Publicado em: 31 de janeiro de 2026

Homem é preso em madeireira de Orleans por descumprir medida protetiva

Prisão preventiva foi cumprida no bairro Ponte Preta com base na Lei Maria da Penha

Um homem de 42 anos foi preso na tarde de sexta-feira (30) em uma madeireira no bairro Ponte Preta, em Orleans. A prisão ocorreu após a Polícia Militar receber informações sobre um mandado de prisão preventiva em aberto contra o suspeito. A guarnição se deslocou até o local, abordou e identificou o homem, confirmando a existência da ordem judicial.

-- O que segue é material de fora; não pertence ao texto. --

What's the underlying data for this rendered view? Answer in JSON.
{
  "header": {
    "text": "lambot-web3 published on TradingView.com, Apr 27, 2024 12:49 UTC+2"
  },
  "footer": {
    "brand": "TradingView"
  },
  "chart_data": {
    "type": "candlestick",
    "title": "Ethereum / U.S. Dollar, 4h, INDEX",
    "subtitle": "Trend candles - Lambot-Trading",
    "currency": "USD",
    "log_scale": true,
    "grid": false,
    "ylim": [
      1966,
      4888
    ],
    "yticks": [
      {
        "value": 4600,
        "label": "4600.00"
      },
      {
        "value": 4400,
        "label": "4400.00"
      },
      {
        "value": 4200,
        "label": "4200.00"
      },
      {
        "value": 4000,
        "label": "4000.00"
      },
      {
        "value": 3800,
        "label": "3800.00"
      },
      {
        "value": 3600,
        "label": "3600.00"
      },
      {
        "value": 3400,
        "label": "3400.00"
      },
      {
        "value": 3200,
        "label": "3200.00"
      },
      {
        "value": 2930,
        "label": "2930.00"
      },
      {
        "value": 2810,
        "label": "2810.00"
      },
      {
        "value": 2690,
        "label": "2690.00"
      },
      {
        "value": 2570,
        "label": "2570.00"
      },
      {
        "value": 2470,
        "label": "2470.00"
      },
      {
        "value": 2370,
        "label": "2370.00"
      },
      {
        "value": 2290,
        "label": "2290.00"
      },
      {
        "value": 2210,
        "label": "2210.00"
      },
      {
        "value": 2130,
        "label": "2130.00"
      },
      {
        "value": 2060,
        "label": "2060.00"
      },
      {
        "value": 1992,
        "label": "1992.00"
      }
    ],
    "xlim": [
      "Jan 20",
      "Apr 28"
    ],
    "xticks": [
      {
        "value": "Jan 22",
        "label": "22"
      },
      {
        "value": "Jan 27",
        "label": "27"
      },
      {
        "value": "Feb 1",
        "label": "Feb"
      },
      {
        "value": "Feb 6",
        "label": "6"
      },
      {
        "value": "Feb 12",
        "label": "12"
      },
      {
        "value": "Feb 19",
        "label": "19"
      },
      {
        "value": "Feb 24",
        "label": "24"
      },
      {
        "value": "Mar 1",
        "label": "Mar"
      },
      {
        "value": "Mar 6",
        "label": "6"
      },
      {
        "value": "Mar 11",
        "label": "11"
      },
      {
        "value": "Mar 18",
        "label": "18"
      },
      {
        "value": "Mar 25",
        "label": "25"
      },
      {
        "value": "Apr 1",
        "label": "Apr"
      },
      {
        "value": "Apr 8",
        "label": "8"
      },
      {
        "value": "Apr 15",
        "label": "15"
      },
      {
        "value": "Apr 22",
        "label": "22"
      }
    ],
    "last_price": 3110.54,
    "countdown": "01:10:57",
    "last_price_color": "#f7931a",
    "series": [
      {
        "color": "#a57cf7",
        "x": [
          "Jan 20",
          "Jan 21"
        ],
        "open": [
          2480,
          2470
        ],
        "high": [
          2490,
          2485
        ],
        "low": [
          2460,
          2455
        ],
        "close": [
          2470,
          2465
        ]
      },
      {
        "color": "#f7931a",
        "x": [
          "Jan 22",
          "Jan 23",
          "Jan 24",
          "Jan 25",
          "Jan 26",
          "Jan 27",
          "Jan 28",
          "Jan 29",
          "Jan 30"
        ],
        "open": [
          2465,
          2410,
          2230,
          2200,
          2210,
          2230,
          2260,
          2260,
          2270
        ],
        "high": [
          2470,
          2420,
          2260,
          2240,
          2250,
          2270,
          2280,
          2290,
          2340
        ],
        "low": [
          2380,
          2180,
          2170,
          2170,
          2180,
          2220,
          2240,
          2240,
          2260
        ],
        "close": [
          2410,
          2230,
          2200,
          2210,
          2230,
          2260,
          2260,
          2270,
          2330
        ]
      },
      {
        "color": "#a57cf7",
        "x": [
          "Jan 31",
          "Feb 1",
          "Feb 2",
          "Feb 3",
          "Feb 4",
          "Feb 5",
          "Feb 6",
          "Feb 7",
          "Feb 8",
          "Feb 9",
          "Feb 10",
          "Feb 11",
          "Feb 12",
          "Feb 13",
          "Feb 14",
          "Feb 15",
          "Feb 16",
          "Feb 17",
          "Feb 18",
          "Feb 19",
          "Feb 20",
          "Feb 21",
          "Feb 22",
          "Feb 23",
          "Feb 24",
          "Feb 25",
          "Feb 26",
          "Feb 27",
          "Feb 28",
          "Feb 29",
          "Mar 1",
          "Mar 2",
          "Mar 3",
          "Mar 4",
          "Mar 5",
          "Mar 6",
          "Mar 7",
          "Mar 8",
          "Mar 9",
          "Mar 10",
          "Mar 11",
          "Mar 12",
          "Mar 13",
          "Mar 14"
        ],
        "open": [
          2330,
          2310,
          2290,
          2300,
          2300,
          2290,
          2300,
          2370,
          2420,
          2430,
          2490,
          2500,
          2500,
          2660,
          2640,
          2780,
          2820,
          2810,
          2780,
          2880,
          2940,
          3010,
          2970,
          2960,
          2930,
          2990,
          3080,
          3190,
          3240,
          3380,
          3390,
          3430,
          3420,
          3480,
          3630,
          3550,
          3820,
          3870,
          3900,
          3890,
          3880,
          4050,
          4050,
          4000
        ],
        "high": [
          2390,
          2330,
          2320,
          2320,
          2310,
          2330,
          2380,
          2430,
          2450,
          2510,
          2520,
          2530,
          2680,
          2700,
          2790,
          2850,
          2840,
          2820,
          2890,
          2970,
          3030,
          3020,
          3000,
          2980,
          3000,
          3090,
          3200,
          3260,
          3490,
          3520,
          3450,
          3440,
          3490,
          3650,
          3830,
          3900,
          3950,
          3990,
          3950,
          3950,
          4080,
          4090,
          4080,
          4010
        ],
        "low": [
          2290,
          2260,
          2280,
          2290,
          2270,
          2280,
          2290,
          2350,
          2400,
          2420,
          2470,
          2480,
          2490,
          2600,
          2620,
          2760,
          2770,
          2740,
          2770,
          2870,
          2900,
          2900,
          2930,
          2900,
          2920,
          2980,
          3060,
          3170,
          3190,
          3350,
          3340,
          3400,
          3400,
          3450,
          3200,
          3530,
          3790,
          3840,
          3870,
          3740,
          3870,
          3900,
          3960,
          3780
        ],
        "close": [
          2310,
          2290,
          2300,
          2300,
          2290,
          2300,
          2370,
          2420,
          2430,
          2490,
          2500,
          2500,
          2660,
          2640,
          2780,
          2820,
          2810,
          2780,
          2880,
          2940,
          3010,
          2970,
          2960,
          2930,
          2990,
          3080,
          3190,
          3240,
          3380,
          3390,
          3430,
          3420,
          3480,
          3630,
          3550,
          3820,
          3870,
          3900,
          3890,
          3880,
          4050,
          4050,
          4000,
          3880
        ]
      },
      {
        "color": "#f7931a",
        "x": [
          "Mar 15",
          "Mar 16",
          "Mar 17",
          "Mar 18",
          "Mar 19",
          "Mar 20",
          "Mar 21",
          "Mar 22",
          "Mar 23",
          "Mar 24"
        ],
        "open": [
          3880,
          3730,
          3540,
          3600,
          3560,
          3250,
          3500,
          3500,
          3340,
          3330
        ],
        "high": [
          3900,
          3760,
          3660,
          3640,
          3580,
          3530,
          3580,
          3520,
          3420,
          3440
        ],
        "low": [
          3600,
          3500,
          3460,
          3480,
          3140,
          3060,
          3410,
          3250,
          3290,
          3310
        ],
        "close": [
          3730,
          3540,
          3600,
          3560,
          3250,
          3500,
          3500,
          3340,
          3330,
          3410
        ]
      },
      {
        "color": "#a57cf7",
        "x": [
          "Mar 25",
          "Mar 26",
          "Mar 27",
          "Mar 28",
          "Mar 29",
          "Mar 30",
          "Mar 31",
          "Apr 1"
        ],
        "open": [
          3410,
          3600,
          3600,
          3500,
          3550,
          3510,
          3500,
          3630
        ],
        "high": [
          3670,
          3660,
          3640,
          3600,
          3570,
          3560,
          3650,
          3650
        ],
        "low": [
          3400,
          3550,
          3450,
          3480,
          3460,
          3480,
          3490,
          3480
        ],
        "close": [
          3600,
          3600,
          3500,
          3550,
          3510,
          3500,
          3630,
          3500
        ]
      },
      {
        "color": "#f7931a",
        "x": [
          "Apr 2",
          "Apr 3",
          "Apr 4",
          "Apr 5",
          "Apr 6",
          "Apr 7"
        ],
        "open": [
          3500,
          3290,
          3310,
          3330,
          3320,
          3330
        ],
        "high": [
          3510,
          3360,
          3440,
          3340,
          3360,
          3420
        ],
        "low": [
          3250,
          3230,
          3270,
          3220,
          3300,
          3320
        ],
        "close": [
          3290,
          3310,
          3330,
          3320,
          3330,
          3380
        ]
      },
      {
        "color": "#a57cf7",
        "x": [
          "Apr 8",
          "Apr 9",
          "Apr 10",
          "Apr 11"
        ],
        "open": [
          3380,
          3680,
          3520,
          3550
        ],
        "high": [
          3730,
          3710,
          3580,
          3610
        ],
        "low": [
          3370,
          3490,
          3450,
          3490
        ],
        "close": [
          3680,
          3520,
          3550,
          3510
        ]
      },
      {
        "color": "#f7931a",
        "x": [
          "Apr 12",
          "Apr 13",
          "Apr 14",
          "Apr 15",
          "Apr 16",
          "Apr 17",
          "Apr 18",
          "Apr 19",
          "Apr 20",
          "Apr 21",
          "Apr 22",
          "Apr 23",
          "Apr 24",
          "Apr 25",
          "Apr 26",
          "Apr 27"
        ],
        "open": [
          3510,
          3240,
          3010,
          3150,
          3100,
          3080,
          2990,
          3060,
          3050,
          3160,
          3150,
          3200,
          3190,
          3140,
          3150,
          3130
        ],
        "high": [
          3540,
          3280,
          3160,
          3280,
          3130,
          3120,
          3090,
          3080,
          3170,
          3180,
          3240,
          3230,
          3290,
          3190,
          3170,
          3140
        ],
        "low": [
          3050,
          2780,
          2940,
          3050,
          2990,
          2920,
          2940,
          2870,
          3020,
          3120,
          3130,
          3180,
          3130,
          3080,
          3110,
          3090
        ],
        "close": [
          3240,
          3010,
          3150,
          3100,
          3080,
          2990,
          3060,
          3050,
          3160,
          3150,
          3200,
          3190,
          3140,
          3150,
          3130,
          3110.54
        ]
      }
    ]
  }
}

O mandado havia sido expedido pela Segunda Vara da Comarca de Orleans com base no artigo 24-A da Lei nº 11.340/2006, conhecida como Lei Maria da Penha. Esse dispositivo legal prevê medidas protetivas para mulheres em situação de violência doméstica e familiar, e o descumprimento dessas determinações configura crime inafiançável e imprescritível. A abordagem transcorreu sem incidentes, já que o detido colaborou com os policiais durante todo o procedimento.

Após a prisão, o homem foi encaminhado ao Presídio Regional de Criciúma, onde permanece à disposição da Justiça. O caso reforça a importância da denúncia e da atuação integrada entre a sociedade e as forças de segurança no combate à violência doméstica.

Saiba mais:
A Lei Maria da Penha foi sancionada em 7 de agosto de 2006 e entrou em vigor em setembro do mesmo ano, representando um marco na legislação brasileira de proteção às mulheres. O artigo 24-A, que fundamentou a prisão em questão, foi introduzido pela Lei nº 13.827 de 2019, conhecida como Lei de Feminicídio, e estabelece pena de detenção de três meses a dois anos para quem descumprir as medidas protetivas de urgência. Orleans, cidade do sul de Santa Catarina com aproximadamente 23 mil habitantes, tem registrado avanços na aplicação dessa legislação, com a criação de varas especializadas e a integração entre polícia, judiciário e rede de atendimento às mulheres. A Lei Maria da Penha completará 20 anos em 2026, período em que o Brasil viu aumentar significativamente o número de denúncias, mas também a conscientização sobre a gravidade da violência doméstica. Desde sua criação, a legislação já passou por diversas alterações para ampliar a proteção às mulheres, incluindo a tipificação do feminicídio no Código Penal em 2015.